First of all, when referring to Hadoop distributions we refer to software platforms including not only Hadoop, but also a number of projects that build on top of it adding features such as stream processing, SQL access and security. All 3 major Hadoop distribution vendors, Cloudera, Hortonworks and MapR, announced either new versions of their distributions or new features. Let’s see what they mean in terms of Accessibility, Scalability and Security.
Hadoop is based on its filesystem, HDFS, as the main means to store and access data. Despite its efficiency as a file system, this is a rather cumbersome way to access data. Therefore, additional layers have been developed on top of Hadoop to give access to data via the most common data access language – SQL.
The SQL-on-Hadoop domain has seen a major breakthrough, as both Cloudera and Hortonworks have managed to enable their implementations (Impala 2.0 and Hive Stinger respectively) to support SQL write access. Previously SQL-on-Hadoop solutions only supported read access to data stored in Hadoop, so this is an important development on the way to maturity.

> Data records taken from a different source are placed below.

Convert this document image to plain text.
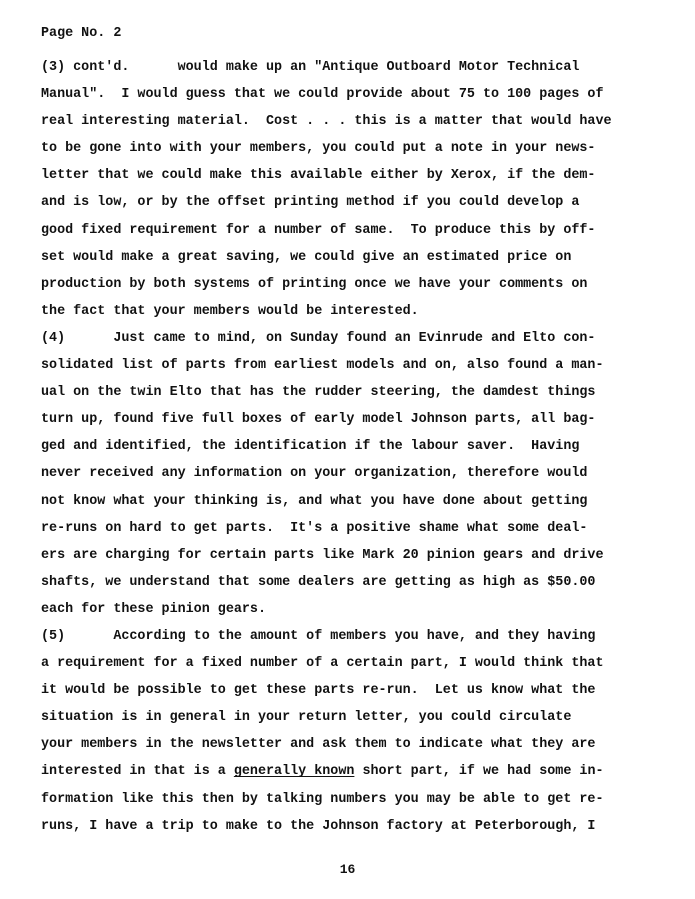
Page No. 2
(3) cont'd.      would make up an "Antique Outboard Motor Technical
Manual".  I would guess that we could provide about 75 to 100 pages of
real interesting material.  Cost . . . this is a matter that would have
to be gone into with your members, you could put a note in your news-
letter that we could make this available either by Xerox, if the dem-
and is low, or by the offset printing method if you could develop a
good fixed requirement for a number of same.  To produce this by off-
set would make a great saving, we could give an estimated price on
production by both systems of printing once we have your comments on
the fact that your members would be interested.
(4)      Just came to mind, on Sunday found an Evinrude and Elto con-
solidated list of parts from earliest models and on, also found a man-
ual on the twin Elto that has the rudder steering, the damdest things
turn up, found five full boxes of early model Johnson parts, all bag-
ged and identified, the identification if the labour saver.  Having
never received any information on your organization, therefore would
not know what your thinking is, and what you have done about getting
re-runs on hard to get parts.  It's a positive shame what some deal-
ers are charging for certain parts like Mark 20 pinion gears and drive
shafts, we understand that some dealers are getting as high as $50.00
each for these pinion gears.
(5)      According to the amount of members you have, and they having
a requirement for a fixed number of a certain part, I would think that
it would be possible to get these parts re-run.  Let us know what the
situation is in general in your return letter, you could circulate
your members in the newsletter and ask them to indicate what they are
interested in that is a generally known short part, if we had some in-
formation like this then by talking numbers you may be able to get re-
runs, I have a trip to make to the Johnson factory at Peterborough, I
16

Now Hadoop is closer to being able to operate as a traditional database, with the additional benefits of scaling out on commodity hardware and supporting data processing tools and pipelines. What is still missing is full SQL ANSI support, but progress has also been made on this front so we can be optimistic that it will be achieved soon.
Even though Hadoop is designed to scale out on commodity hardware, sometimes what is available on premises is not enough to run demanding data processing jobs. In addition, configuring and managing a Hadoop cluster requires expertise not every organization is willing and able to have on board. For these reasons, the option of running Hadoop in the cloud is getting increasingly popular.
While some cloud vendors offer preconfigured Hadoop nodes, such as Amazon’s Elastic Map Reduce or Microsoft’s HDInsight, not all have this option. Furthermore, some organizations would like to have more control over their Hadoop nodes. Therefore, the announcements from both Cloudera and Hortonworks of new support for deploying their distributions in the cloud are important.
Cloudera announced a new tool called Director that will enable clients to deploy its distribution on major cloud providers, while Hortonworks announced the ability to perform data replication and archiving on Microsoft Azure or Amazon. In addition, its distribution can now also be deployed on both Azure and Amazon. MapR is also offered as an option on Amazon EMR.
Security is key in order for Hadoop to become truly enterprise-ready. There are a number of important features security consists of key features there, and a number of competing initiatives described in Gigaom’s note on Hadoop security.
Two of the key projects there are Apache Sentry, initiated by Cloudera, and Apache Argus, based on the codebase of XASecure that has been acquired by Hortonworks. Argus has just been proposed for incubation at the Apache Software Foundation, while Sentry is already well under way in the incubation process.
Sentry addresses fine-grained data access and has been enhanced to feature a plug-in architecture to enable it to work across the Hadoop stack, rather than just with Hive, Impala and Cloudera Search as is currently the case. Argus on the other hand is a more comprehensive framework also offering key management and transparent encryption for HDFS. It has been integrated with Apache Knox, Storm, Hive and HBase. So it remains to be seen just how much of XASecure is open sourced and which project gets more traction.